Crazy cat daddy said:
I got 4.3 grams of gold dust after adding sodium metabisulfite to acid, but I don't have any equipment to melt it. Considering the color of the gold dust, I assume the dust have some non-gold elements in it and will lost some of it's weight after melting.
Why? What color is it? What color did you expect it to be? Gold precipitated as you describe is usually tan to brown to black, depending on a host of conditions.

Why do you expect it to lose weight when you melt it? Are you planning to use some technique during the melt that would cause the non-gold elements to disappear during the melt?

I'd like to learn how much of it's weight will be lost, so that I can decide whether this work is worth to keep on for me and it's worth to buy that equipment. My decision is if the loss is less than %20, than I'm good to go, more than %20 will be the end of my gold dreams.

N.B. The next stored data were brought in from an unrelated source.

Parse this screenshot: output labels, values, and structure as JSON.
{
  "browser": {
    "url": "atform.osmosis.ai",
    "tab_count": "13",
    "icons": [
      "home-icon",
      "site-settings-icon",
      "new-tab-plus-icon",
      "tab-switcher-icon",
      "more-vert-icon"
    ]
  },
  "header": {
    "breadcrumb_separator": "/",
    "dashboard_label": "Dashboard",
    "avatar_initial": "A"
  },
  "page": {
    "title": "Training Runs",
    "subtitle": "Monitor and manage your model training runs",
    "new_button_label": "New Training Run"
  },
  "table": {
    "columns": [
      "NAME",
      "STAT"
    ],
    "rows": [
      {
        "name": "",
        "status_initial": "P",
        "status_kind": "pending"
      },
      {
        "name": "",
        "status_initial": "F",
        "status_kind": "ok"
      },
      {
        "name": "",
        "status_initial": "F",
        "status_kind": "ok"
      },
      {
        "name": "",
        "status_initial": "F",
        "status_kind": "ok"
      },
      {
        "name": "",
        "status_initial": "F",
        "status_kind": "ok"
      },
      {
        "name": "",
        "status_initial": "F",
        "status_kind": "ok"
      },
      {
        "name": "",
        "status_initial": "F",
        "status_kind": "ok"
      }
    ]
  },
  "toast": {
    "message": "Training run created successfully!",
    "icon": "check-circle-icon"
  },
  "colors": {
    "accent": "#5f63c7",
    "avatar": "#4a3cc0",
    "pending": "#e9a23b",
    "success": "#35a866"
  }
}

Anyone weighed the dust before and after melting? I'll be appreciated to hear your advice, thanks.
That's an impossible question to answer. If you and I start with the same material, and follow the same process, we can end up with quite different results. There are simply too many variables involved. You can buy a MAPP gas torch at the hardware store, a melting dish from eBay, and some borax from your grocery store. That will melt your gold. Then you'll know what you recovered from your material by your processes. Besides, it's magical to hold that first gold button/bb in your hand. :D

Dave
 
FrugalRefiner said:
Why? What color is it? What color did you expect it to be? Gold precipitated as you describe is usually tan to brown to black, depending on a host of conditions.

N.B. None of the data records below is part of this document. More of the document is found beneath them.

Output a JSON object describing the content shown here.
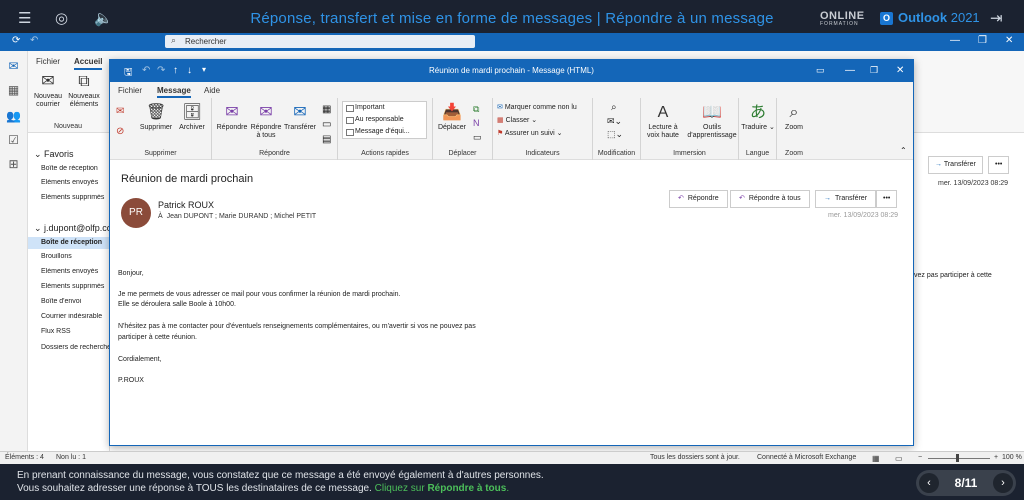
{
  "course": {
    "title": "Réponse, transfert et mise en forme de messages | Répondre à un message",
    "brand_online": "ONLINE",
    "brand_online_sub": "FORMATION",
    "brand_name": "Outlook",
    "brand_version": "2021"
  },
  "outlook": {
    "search_placeholder": "Rechercher",
    "main_tabs": [
      "Fichier",
      "Accueil"
    ],
    "new_mail": "Nouveau courrier",
    "new_items": "Nouveaux éléments",
    "new_group": "Nouveau",
    "folders": {
      "favorites_label": "Favoris",
      "favorites": [
        "Boîte de réception",
        "Éléments envoyés",
        "Éléments supprimés"
      ],
      "account_label": "j.dupont@olfp.co",
      "account_items": [
        "Boîte de réception",
        "Brouillons",
        "Éléments envoyés",
        "Éléments supprimés",
        "Boîte d'envoi",
        "Courrier indésirable",
        "Flux RSS",
        "Dossiers de recherche"
      ]
    },
    "reading": {
      "forward": "Transférer",
      "date": "mer. 13/09/2023 08:29",
      "excerpt": "vez pas participer à cette"
    }
  },
  "message_window": {
    "title": "Réunion de mardi prochain - Message (HTML)",
    "tabs": [
      "Fichier",
      "Message",
      "Aide"
    ],
    "ribbon": {
      "delete_group": "Supprimer",
      "delete_btn": "Supprimer",
      "archive_btn": "Archiver",
      "respond_group": "Répondre",
      "reply_btn": "Répondre",
      "reply_all_btn": "Répondre à tous",
      "forward_btn": "Transférer",
      "quick_steps_group": "Actions rapides",
      "quick_steps": [
        "Important",
        "Au responsable",
        "Message d'équi..."
      ],
      "move_group": "Déplacer",
      "move_btn": "Déplacer",
      "tags_group": "Indicateurs",
      "mark_unread": "Marquer comme non lu",
      "categorize": "Classer",
      "follow_up": "Assurer un suivi",
      "edit_group": "Modification",
      "immersive_group": "Immersion",
      "read_aloud": "Lecture à voix haute",
      "learning_tools": "Outils d'apprentissage",
      "language_group": "Langue",
      "translate": "Traduire",
      "zoom_group": "Zoom",
      "zoom": "Zoom"
    },
    "subject": "Réunion de mardi prochain",
    "sender_initials": "PR",
    "sender": "Patrick ROUX",
    "recipients_prefix": "À",
    "recipients": "Jean DUPONT ; Marie DURAND ; Michel PETIT",
    "date": "mer. 13/09/2023 08:29",
    "actions": {
      "reply": "Répondre",
      "reply_all": "Répondre à tous",
      "forward": "Transférer",
      "more": "•••"
    },
    "body": [
      "Bonjour,",
      "Je me permets de vous adresser ce mail pour vous confirmer la réunion de mardi prochain.",
      "Elle se déroulera salle Boole à 10h00.",
      "N'hésitez pas à me contacter pour d'éventuels renseignements complémentaires, ou m'avertir si vos ne pouvez pas",
      "participer à cette réunion.",
      "Cordialement,",
      "P.ROUX"
    ]
  },
  "status_bar": {
    "items": "Éléments : 4",
    "unread": "Non lu : 1",
    "sync": "Tous les dossiers sont à jour.",
    "connected": "Connecté à Microsoft Exchange",
    "zoom": "100 %"
  },
  "instruction": {
    "line1": "En prenant connaissance du message, vous constatez que ce message a été envoyé également à d'autres personnes.",
    "line2_a": "Vous souhaitez adresser une réponse à TOUS les destinataires de ce message.",
    "line2_b": "Cliquez sur",
    "line2_c": "Répondre à tous",
    "line2_d": ".",
    "page": "8/11"
  }
}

Why do you expect it to lose weight when you melt it? Are you planning to use some technique during the melt that would cause the non-gold elements to disappear during the melt?
It's brown, just I expected. I watched some videos so I didn't surprised to see the result. (Nitric acid part was much more slower than I thought BTW, I'll try hydrochloric acid+hydrogen peroxide the next time)

FrugalRefiner said:
That's an impossible question to answer. If you and I start with the same material, and follow the same process, we can end up with quite different results. There are simply too many variables involved. You can buy a MAPP gas torch at the hardware store, a melting dish from eBay, and some borax from your grocery store. That will melt your gold. Then you'll know what you recovered from your material by your processes. Besides, it's magical to hold that first gold button/bb in your hand. :D

Dave
I've already a gas torch but I thought torch would blow the gold dust into the air so I need an electric melting system or something, how will I prevent flow of the torch to blow the gold to puff out? Gold has a very high specific weight, will it be enough to prevent this?
 
Look for a video of someone melting their gold. I usually went around the pile of gold powder until the edges start to melt and that would spread to the inner part of the pile. Just do it slowly and in a place where you can recover the powder if you do blow it out of the dish.